Edit: In the exercise I tried to solve it wasn't stated explicitly that we were dealing with line bundles (though the usage of the symbol $L$ for the vector bundle was a strong suggestion that this was the case), hence why my ponderings in the question post are about vector bundles of arbitrary rank.
Let $M$ be a smooth manifold, $E$ a complex rank $r$ vector bundle on $M$. My definition of the first Chern class $c_1(E)$ of $E$ is
$$
c_1(E)=\left[\text{tr}\left(\frac{i}{2\pi}F^\nabla\right)\right] \in H_{\text{dR}}^2(M)
$$
where $F^\nabla$ is the curvature tensor corresponding to any connection $\nabla$ on $E$.
If $E$ admits a flat connection $\nabla$, then $F^\nabla=0$, and hence $c_1(E)=0$. I want to prove that the converse is true too: if $c_1(E)=0$, then $E$ admits a flat connection.
I know the identity $c_1(E)=c_1(\Lambda^r E)$. Since $\Lambda^r E$ is a line bundle, $c_1(\Lambda^r E)$ is simply the cohomology class of the curvature $F^{\nabla^{\Lambda^r E}}$, where $\nabla^E$ is some connection on $E$ and $\nabla^{\Lambda^r E}$ is the induced connection on $\Lambda^r E$. So $c_1(\Lambda^r E)=0$ means that $F^{\nabla^{\Lambda^r E}}$ is an exact $2$-form.

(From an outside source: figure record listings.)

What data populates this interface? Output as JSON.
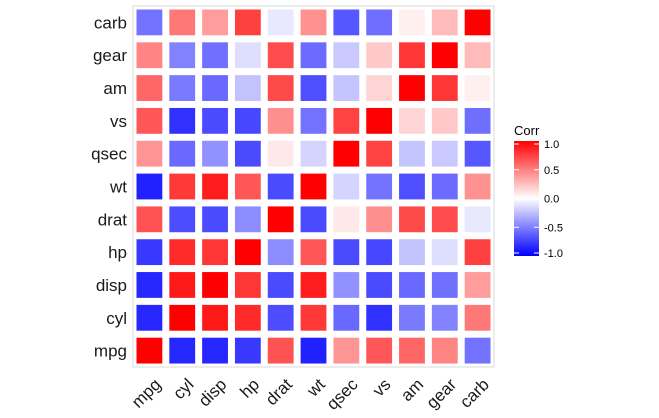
{
  "chart_data": {
    "type": "heatmap",
    "variables": [
      "mpg",
      "cyl",
      "disp",
      "hp",
      "drat",
      "wt",
      "qsec",
      "vs",
      "am",
      "gear",
      "carb"
    ],
    "matrix": [
      [
        1.0,
        -0.85,
        -0.85,
        -0.78,
        0.68,
        -0.87,
        0.42,
        0.66,
        0.6,
        0.48,
        -0.55
      ],
      [
        -0.85,
        1.0,
        0.9,
        0.83,
        -0.7,
        0.78,
        -0.59,
        -0.81,
        -0.52,
        -0.49,
        0.53
      ],
      [
        -0.85,
        0.9,
        1.0,
        0.79,
        -0.71,
        0.89,
        -0.43,
        -0.71,
        -0.59,
        -0.56,
        0.39
      ],
      [
        -0.78,
        0.83,
        0.79,
        1.0,
        -0.45,
        0.66,
        -0.71,
        -0.72,
        -0.24,
        -0.13,
        0.75
      ],
      [
        0.68,
        -0.7,
        -0.71,
        -0.45,
        1.0,
        -0.71,
        0.09,
        0.44,
        0.71,
        0.7,
        -0.09
      ],
      [
        -0.87,
        0.78,
        0.89,
        0.66,
        -0.71,
        1.0,
        -0.17,
        -0.55,
        -0.69,
        -0.58,
        0.43
      ],
      [
        0.42,
        -0.59,
        -0.43,
        -0.71,
        0.09,
        -0.17,
        1.0,
        0.74,
        -0.23,
        -0.21,
        -0.66
      ],
      [
        0.66,
        -0.81,
        -0.71,
        -0.72,
        0.44,
        -0.55,
        0.74,
        1.0,
        0.17,
        0.21,
        -0.57
      ],
      [
        0.6,
        -0.52,
        -0.59,
        -0.24,
        0.71,
        -0.69,
        -0.23,
        0.17,
        1.0,
        0.79,
        0.06
      ],
      [
        0.48,
        -0.49,
        -0.56,
        -0.13,
        0.7,
        -0.58,
        -0.21,
        0.21,
        0.79,
        1.0,
        0.27
      ],
      [
        -0.55,
        0.53,
        0.39,
        0.75,
        -0.09,
        0.43,
        -0.66,
        -0.57,
        0.06,
        0.27,
        1.0
      ]
    ],
    "legend": {
      "title": "Corr",
      "range": [
        -1.0,
        1.0
      ],
      "ticks": [
        1.0,
        0.5,
        0.0,
        -0.5,
        -1.0
      ],
      "tick_labels": [
        "1.0",
        "0.5",
        "0.0",
        "-0.5",
        "-1.0"
      ],
      "colors": {
        "low": "#0000FF",
        "mid": "#FFFFFF",
        "high": "#FF0000"
      },
      "placement": "right"
    },
    "grid": false,
    "x_order": [
      "mpg",
      "cyl",
      "disp",
      "hp",
      "drat",
      "wt",
      "qsec",
      "vs",
      "am",
      "gear",
      "carb"
    ],
    "y_order_bottom_to_top": [
      "mpg",
      "cyl",
      "disp",
      "hp",
      "drat",
      "wt",
      "qsec",
      "vs",
      "am",
      "gear",
      "carb"
    ]
  }
}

Maybe I should first show the case that if a complex line bundle $L$ has vanishing first Chern class, then $L$ admits a flat connection, and maybe I can then show that a flat connection on $\Lambda^r E$ is induced by a flat connection on $E$?
Any hints are welcome.
Context: all I know about characteristic classes is what's treated in chapter 5 of Tu's Differential Geometry book, which I've learned is not the modern way of doing things. And see below the exercise that I'm trying to solve.
Best Answer
If $L$ admits a flat connection then obviously $c_1(L)=0$. Conversely, suppose $c_1(L)=0$. Pick a connection $\nabla$ on $L$. Then, by definition, $F_\nabla=d\eta$ for some $1$-form $\eta\in\Omega^1(X)$. As you know from the course, the space of connections is an affine space, and we can define the connection $\nabla'=\nabla-\eta$. Say that the local connection $1$-forms are $A$ and $A'$ respectively. Then the local curvature $2$-form is $$F_{\nabla'}=dA'=d(A-\eta)=dA-d\eta=F_{\nabla}-d\eta=0$$ Hence $\nabla'$ is a flat connection on $L$.